What data structure should be used to count unique ip in a huge amount?

P

PerseforeComplete2021-07-17 20:42:12

Algorithms

PerseforeComplete, 2021-07-17 20:42:12

Given a file with ip addresses. ip can be repeated. The weight of the file is many times greater than the amount of RAM. We need to count the number of unique ip. A simple solution that does not take into account the scope of the task is to drive all ips into a hashtable and the number of elements in it will be the answer. The only problem is that such a hashtable will not fit into the RAM. You need to use some other data structure. What? And in general, what to read on the topic of highload tasks and algorithms?

Reply

Answer the question

In order to leave comments, you need to log in

5 answer(s)

A

Andrey Shatokhin, 2021-07-18
@PerseforeComplete

If you can afford loss of precision, take a look at hyperloglog.

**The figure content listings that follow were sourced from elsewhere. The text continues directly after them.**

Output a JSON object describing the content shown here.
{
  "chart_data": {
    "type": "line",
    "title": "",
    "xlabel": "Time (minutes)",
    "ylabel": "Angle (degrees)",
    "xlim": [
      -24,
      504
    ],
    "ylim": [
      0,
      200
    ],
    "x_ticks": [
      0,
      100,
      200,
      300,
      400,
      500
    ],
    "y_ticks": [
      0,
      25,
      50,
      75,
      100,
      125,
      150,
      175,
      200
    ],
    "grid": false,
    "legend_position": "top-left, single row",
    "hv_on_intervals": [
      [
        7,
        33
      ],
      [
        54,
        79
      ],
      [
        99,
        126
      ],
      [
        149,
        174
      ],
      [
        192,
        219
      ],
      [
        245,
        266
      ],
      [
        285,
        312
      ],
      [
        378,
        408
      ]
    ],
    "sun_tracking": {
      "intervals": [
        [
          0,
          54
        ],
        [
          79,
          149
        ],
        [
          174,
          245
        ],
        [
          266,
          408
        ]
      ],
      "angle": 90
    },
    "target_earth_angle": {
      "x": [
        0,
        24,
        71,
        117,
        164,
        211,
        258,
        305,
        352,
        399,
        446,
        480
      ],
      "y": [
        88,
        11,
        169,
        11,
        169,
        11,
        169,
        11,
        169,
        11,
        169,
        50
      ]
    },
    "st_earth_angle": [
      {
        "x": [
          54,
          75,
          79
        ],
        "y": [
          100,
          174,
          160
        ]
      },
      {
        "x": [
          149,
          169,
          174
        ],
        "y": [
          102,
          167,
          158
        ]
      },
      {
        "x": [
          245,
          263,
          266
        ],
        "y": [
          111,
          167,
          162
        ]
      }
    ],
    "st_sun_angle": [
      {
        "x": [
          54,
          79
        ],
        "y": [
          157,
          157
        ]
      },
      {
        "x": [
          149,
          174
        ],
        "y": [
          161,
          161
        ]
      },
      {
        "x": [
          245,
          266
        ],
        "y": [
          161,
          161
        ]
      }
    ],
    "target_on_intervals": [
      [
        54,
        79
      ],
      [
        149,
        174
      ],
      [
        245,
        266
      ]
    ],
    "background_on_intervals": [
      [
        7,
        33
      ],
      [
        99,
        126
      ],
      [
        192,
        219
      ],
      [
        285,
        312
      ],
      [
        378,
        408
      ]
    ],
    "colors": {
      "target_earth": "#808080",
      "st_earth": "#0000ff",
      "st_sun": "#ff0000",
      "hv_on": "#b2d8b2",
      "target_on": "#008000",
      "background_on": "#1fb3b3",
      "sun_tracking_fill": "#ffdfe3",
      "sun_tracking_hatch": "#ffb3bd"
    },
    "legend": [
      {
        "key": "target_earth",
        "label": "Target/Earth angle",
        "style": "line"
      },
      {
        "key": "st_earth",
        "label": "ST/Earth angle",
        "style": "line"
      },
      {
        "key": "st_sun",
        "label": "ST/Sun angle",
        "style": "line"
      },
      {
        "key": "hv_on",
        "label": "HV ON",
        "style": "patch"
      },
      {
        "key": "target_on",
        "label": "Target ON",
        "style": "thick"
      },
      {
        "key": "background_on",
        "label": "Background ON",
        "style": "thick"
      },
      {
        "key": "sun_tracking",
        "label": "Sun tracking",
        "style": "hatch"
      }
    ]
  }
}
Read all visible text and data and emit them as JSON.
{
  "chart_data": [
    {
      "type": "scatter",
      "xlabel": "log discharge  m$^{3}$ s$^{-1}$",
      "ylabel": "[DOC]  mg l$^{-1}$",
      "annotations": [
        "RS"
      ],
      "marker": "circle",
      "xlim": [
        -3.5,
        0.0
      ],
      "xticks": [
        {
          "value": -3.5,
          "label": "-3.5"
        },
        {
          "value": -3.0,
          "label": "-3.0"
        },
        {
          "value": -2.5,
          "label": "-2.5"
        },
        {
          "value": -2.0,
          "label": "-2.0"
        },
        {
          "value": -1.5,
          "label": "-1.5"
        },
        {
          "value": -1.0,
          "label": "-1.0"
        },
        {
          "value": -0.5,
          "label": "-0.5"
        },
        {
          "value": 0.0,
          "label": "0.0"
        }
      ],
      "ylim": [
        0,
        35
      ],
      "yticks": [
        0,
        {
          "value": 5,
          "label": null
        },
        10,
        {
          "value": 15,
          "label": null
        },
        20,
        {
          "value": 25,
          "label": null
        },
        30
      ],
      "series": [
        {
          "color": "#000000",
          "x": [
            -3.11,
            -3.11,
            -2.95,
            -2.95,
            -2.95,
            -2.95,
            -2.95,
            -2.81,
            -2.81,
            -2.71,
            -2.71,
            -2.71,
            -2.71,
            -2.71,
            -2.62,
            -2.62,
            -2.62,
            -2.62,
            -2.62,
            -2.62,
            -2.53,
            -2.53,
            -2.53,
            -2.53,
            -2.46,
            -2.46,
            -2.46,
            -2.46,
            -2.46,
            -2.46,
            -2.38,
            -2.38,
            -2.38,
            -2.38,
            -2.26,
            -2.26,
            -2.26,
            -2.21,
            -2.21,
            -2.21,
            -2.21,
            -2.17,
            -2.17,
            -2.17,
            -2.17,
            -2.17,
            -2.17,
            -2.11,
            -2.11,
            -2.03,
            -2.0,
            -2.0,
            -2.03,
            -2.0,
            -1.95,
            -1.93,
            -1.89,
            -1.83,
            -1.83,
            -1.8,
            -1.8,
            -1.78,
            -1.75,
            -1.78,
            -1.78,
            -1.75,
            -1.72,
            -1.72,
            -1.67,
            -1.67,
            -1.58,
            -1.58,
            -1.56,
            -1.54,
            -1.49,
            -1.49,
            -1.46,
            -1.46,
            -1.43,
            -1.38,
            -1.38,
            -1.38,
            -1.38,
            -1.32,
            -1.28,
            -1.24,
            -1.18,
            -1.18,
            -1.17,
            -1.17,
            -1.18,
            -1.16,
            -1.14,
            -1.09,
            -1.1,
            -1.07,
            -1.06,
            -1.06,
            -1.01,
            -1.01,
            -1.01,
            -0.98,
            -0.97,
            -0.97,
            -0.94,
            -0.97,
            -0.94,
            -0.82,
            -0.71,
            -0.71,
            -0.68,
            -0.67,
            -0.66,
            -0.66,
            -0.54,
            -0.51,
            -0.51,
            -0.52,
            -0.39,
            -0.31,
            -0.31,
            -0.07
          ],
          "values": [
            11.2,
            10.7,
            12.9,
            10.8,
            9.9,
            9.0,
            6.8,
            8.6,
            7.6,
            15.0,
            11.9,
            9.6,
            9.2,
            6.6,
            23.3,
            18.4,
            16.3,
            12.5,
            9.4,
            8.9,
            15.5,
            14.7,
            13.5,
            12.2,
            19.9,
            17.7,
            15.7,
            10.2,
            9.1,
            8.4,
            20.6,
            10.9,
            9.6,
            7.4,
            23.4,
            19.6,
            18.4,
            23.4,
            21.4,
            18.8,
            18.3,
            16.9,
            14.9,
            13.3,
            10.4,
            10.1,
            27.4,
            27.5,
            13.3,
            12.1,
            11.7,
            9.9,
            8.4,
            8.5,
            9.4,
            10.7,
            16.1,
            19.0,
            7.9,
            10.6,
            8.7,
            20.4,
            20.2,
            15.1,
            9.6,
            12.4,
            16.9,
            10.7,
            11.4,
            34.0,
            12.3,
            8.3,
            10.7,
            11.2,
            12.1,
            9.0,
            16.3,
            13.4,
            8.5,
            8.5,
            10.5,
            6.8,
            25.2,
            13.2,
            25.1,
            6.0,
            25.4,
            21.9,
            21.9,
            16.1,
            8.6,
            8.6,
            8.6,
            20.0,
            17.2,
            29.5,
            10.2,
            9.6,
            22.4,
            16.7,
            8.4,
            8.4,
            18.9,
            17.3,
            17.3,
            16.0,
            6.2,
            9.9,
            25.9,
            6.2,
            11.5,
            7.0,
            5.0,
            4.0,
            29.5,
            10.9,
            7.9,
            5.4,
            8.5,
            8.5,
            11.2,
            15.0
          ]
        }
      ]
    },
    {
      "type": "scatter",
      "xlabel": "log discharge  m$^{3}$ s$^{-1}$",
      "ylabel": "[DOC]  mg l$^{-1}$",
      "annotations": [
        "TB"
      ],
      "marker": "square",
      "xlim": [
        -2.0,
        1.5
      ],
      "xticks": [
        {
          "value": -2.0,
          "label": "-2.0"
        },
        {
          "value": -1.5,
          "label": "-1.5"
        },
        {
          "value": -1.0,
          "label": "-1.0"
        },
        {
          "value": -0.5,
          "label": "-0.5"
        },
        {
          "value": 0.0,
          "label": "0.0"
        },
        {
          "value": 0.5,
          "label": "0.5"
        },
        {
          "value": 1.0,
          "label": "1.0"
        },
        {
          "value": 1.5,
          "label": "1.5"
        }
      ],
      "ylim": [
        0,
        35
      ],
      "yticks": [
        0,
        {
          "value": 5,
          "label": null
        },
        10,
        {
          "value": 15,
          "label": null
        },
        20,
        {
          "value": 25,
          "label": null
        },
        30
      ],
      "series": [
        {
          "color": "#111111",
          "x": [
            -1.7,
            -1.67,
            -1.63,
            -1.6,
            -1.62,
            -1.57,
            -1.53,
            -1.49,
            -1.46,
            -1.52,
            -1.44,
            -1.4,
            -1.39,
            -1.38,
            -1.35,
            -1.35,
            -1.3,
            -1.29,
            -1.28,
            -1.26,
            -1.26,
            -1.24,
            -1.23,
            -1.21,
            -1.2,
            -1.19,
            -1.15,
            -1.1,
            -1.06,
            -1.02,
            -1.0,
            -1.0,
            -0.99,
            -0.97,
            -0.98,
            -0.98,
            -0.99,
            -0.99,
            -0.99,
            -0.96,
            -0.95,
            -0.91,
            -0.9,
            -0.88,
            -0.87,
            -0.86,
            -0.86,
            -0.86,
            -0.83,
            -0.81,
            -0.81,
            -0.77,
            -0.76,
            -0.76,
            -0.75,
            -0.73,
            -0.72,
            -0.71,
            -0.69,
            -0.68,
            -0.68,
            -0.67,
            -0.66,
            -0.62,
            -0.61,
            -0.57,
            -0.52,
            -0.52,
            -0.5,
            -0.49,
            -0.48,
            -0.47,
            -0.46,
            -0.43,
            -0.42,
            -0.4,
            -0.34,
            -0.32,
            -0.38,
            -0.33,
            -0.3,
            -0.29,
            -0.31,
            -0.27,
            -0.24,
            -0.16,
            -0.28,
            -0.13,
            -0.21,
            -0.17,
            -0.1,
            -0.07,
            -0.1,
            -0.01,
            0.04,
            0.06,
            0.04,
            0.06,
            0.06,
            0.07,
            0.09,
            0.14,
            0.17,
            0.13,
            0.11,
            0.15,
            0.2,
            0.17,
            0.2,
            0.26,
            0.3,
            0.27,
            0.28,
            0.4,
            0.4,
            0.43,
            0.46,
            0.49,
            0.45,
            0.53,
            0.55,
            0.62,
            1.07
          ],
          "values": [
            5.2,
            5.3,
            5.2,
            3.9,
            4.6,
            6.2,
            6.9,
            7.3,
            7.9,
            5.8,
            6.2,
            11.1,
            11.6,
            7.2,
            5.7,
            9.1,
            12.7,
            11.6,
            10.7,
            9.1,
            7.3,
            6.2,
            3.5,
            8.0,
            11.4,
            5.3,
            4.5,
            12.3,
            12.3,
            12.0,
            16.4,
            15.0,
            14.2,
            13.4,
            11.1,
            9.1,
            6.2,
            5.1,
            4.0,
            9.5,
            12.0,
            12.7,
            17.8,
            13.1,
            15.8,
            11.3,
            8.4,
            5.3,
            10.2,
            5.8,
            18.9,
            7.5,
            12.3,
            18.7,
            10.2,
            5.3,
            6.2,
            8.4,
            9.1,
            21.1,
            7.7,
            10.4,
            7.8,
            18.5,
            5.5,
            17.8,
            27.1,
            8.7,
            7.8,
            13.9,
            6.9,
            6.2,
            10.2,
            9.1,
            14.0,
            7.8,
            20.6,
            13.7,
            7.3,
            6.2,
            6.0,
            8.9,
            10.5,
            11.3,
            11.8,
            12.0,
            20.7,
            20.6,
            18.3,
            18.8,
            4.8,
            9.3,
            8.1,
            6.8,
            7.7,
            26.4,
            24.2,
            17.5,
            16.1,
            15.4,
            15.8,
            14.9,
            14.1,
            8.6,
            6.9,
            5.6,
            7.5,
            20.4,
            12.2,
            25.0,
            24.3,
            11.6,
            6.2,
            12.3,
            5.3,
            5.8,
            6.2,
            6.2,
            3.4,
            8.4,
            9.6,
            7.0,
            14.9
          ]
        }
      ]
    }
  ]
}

It is possible to reduce memory consumption many times over.
Such a structure is implemented, for example, in redis . There it will take 12 KB with an error of 0.81%.

R

Rsa97, 2021-07-17
@Rsa97

For a bit table, 256*256*256*256/8 = 512MB of memory is enough.

I

Ivan Shumov, 2021-07-17
@inoise

You don’t have to listen to me, but for the sake of laughter, this is all decided by working with the file system) For each ip, we create a file of the same name, and then we just list the directory)

W

Wataru, 2021-07-17
@wataru

As already said, it all fits perfectly into memory in a bitmap. But if it didn’t fit (for example, these are not 32-bit ip addresses, but 48-bit MAC addresses), then you would need to use some kind of external sorting and get all the addresses sorted. And then in one pass it is easy to count the unique ones.
You can sort in different ways. For example, read in chunks as much as fits in memory, sort as you like, write to disk. Then the resulting sorted pieces can be combined, as in merge sort.
You can also use radix sort.
If there are also restrictions on the use of disk space, and it does not fit into memory, then you can use the Bloom filter. Run it for as long as you have enough memory there. Take a lot of hash functions. Well, then in one pass, check if the read address is already in the filter. If not, add and increment the counter. But this is a probabilistic method and it may miss something due to false positive triggers of the bloom filter.

S

Saboteur, 2021-07-18
@saboteur_kiev

Given a file with ip addresses. ip can be repeated. The weight of the file is many times greater than the amount of RAM.

How many RAM?

We need to count the number of unique ip.
A simple solution that does not take into account the scope of the task is to drive all ips into a hashtable and the number of elements in it will be the answer.

There are sorting algorithms that do not need to load everything into memory. It will work for a long time, but sooner or later it will create a file where everything will be sorted. And the number of unique IPs in the sorted data is already at the school level.